Em 2023, foram registrados 47.847 homicídios, a maioria (40.464) intencional. Para efeito de comparação, esse número de vítimas de homicídio corresponde a toda a população de Cabreúva (SP) ou de Santana do Ipanema (AL).
A violência também se manifesta no trânsito. O Brasil é o quarto país do mundo com maior número de mortes causadas por acidentes de trânsito. Entretanto, os três piores nesse triste ranking possuem populações muitos maiores: Nigéria (227 milhões de habitantes), China (1,39 bilhão) e Índia (1,42 bilhão).
Temos, portanto, várias guerras internas, altamente letais, até hoje não encaradas como prioridade pelos governos. É evidente que as políticas públicas, a legislação penal e o combate ao crime têm sido muito malsucedidos.
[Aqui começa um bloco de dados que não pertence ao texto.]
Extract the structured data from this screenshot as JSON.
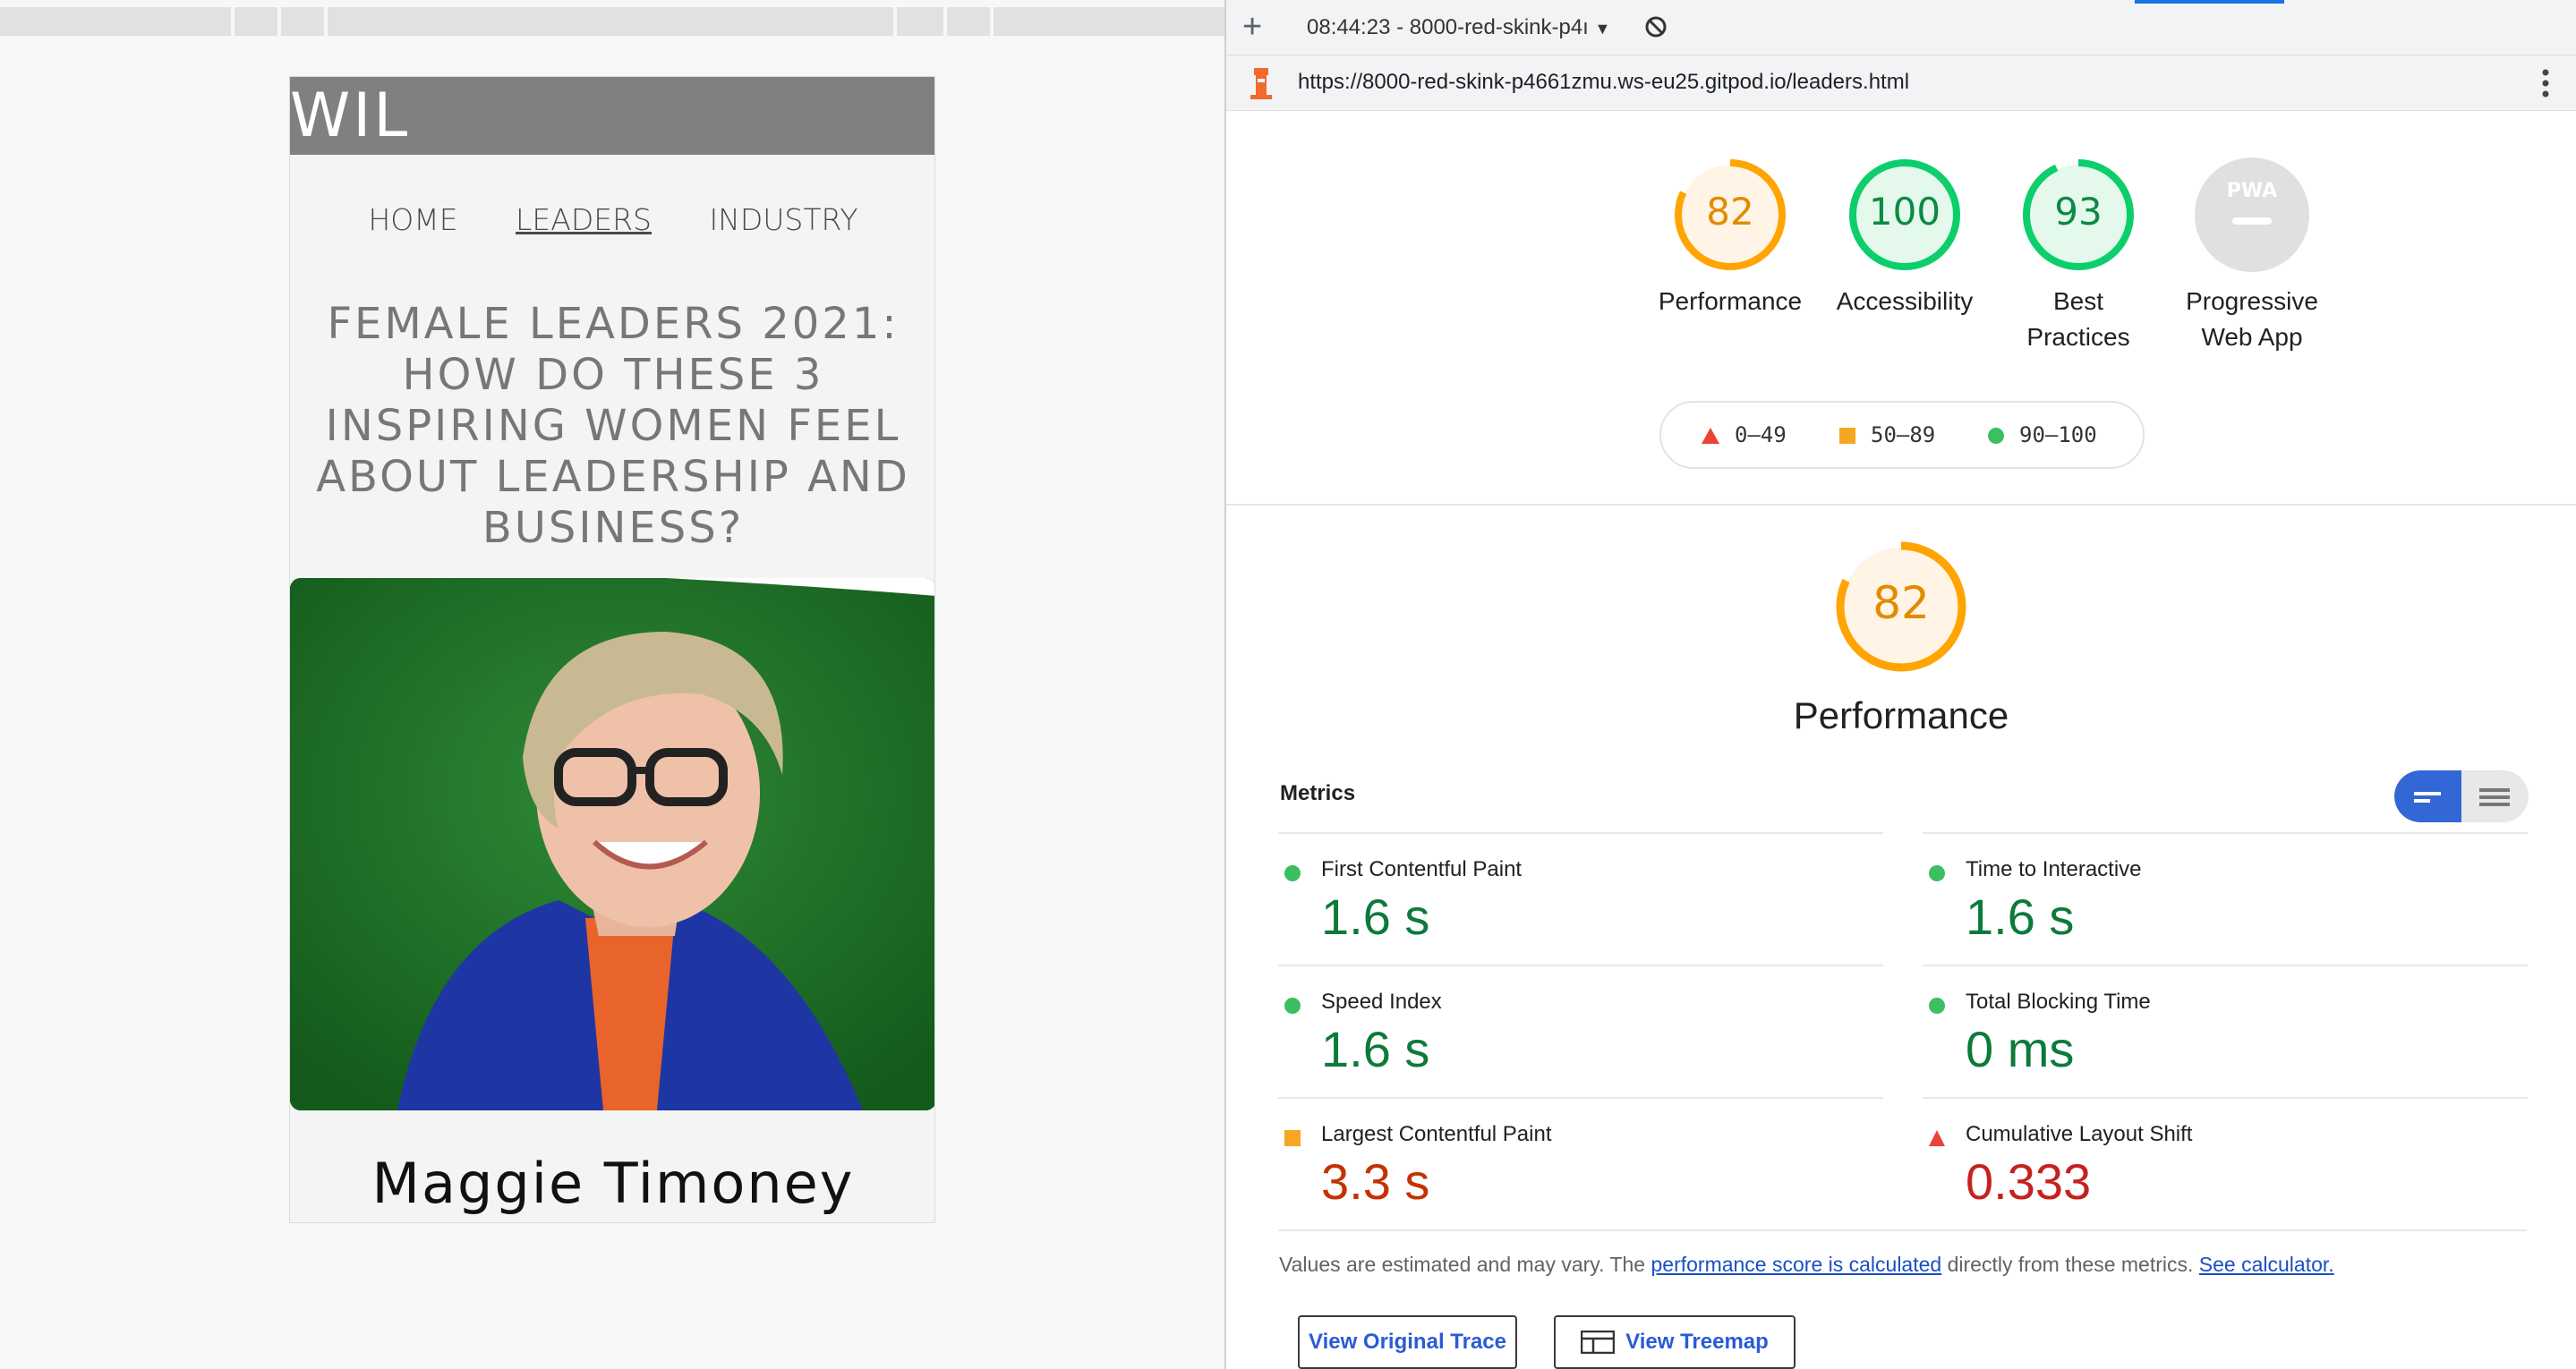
{
  "left": {
    "site_logo": "WIL",
    "nav": [
      {
        "label": "HOME",
        "active": false
      },
      {
        "label": "LEADERS",
        "active": true
      },
      {
        "label": "INDUSTRY",
        "active": false
      }
    ],
    "article_title": "FEMALE LEADERS 2021: HOW DO THESE 3 INSPIRING WOMEN FEEL ABOUT LEADERSHIP AND BUSINESS?",
    "leader_name": "Maggie Timoney"
  },
  "devtools": {
    "report_selector": "08:44:23 - 8000-red-skink-p4ı",
    "url": "https://8000-red-skink-p4661zmu.ws-eu25.gitpod.io/leaders.html"
  },
  "gauges": [
    {
      "score": "82",
      "label": "Performance",
      "status": "average",
      "fraction": 0.82
    },
    {
      "score": "100",
      "label": "Accessibility",
      "status": "pass",
      "fraction": 1.0
    },
    {
      "score": "93",
      "label": "Best Practices",
      "status": "pass",
      "fraction": 0.93
    },
    {
      "score": "PWA",
      "label": "Progressive Web App",
      "status": "na",
      "fraction": 0
    }
  ],
  "legend": [
    {
      "range": "0–49",
      "shape": "triangle",
      "color": "#eb4335"
    },
    {
      "range": "50–89",
      "shape": "square",
      "color": "#f5a623"
    },
    {
      "range": "90–100",
      "shape": "circle",
      "color": "#3cbf62"
    }
  ],
  "performance": {
    "score": "82",
    "label": "Performance",
    "fraction": 0.82
  },
  "metrics_title": "Metrics",
  "metrics": [
    {
      "name": "First Contentful Paint",
      "value": "1.6 s",
      "status": "pass"
    },
    {
      "name": "Time to Interactive",
      "value": "1.6 s",
      "status": "pass"
    },
    {
      "name": "Speed Index",
      "value": "1.6 s",
      "status": "pass"
    },
    {
      "name": "Total Blocking Time",
      "value": "0 ms",
      "status": "pass"
    },
    {
      "name": "Largest Contentful Paint",
      "value": "3.3 s",
      "status": "average"
    },
    {
      "name": "Cumulative Layout Shift",
      "value": "0.333",
      "status": "fail"
    }
  ],
  "note": {
    "prefix": "Values are estimated and may vary. The ",
    "link1": "performance score is calculated",
    "middle": " directly from these metrics. ",
    "link2": "See calculator."
  },
  "buttons": {
    "view_trace": "View Original Trace",
    "view_treemap": "View Treemap"
  },
  "colors": {
    "pass": "#0cce6b",
    "average": "#ffa400",
    "fail": "#ff4e42",
    "accent": "#1a73e8"
  }
}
O país perde para a violência quase 100 mil brasileiros a cada ano e, estranhamente, ninguém clama por um cessar-fogo, a não ser as mães e os pais desesperados com a morte dos filhos.
Em busca de protagonismo nas guerras externas, o governo federal se coloca apenas coadjuvante nas guerras internas, aquelas cuja vitória mais interessa à população brasileira porque é ela quem sente seus efeitos todos os dias.
Se não houver uma mudança radical de postura nesse sentido, se o país não agir em unidade nacional para que o problema seja enfrentado como prioridade, corremos o risco de as 72 facções criminosas mapeadas pela reportagem crescerem e se fortalecerem ainda mais, até um ponto em que se tornará impossível deter o controle do crime no país. Basta observar que o Brasil já tem vizinhos de fronteira que podem ser qualificados de países produtores de drogas e expoentes do tráfico (narco-países)
Os reflexos da situação atual são indisfarçáveis e acenderam o sinal de alerta. Segundo a mesma reportagem do jornal O Estado de S. Paulo, para proteger vidas e patrimônios as empresas privadas e as pessoas físicas brasileiras despendem anualmente recursos próprios correspondentes a 1,7% do Produto Interno Bruto (R$185 bilhões/ano) para suprir o fracasso da ação do Estado no combate à violência interna. É muita coisa, especialmente em um país com carga tributária entre as maiores do mundo.
É preciso, portanto, maior atenção com a questão, grave e urgente, especialmente quando o país se aproxima de nações com histórico de organizações terroristas – China, Irã, Venezuela, Rússia, Cuba e Nicarágua entre elas -, em claro contraste com o perfil da população nacional, que ama a liberdade, seja de escolha política, de expressão, ou econômica. O brasileiro, já tão sofrido, merece viver em paz.
**Samuel Hanan é engenheiro com especialização nas áreas de macroeconomia, administração de empresas e finanças, empresário, e foi vice-governador do Amazonas (1999-2002). Autor dos livros “Brasil, um país à deriva” e “Caminhos para um país sem rumo”.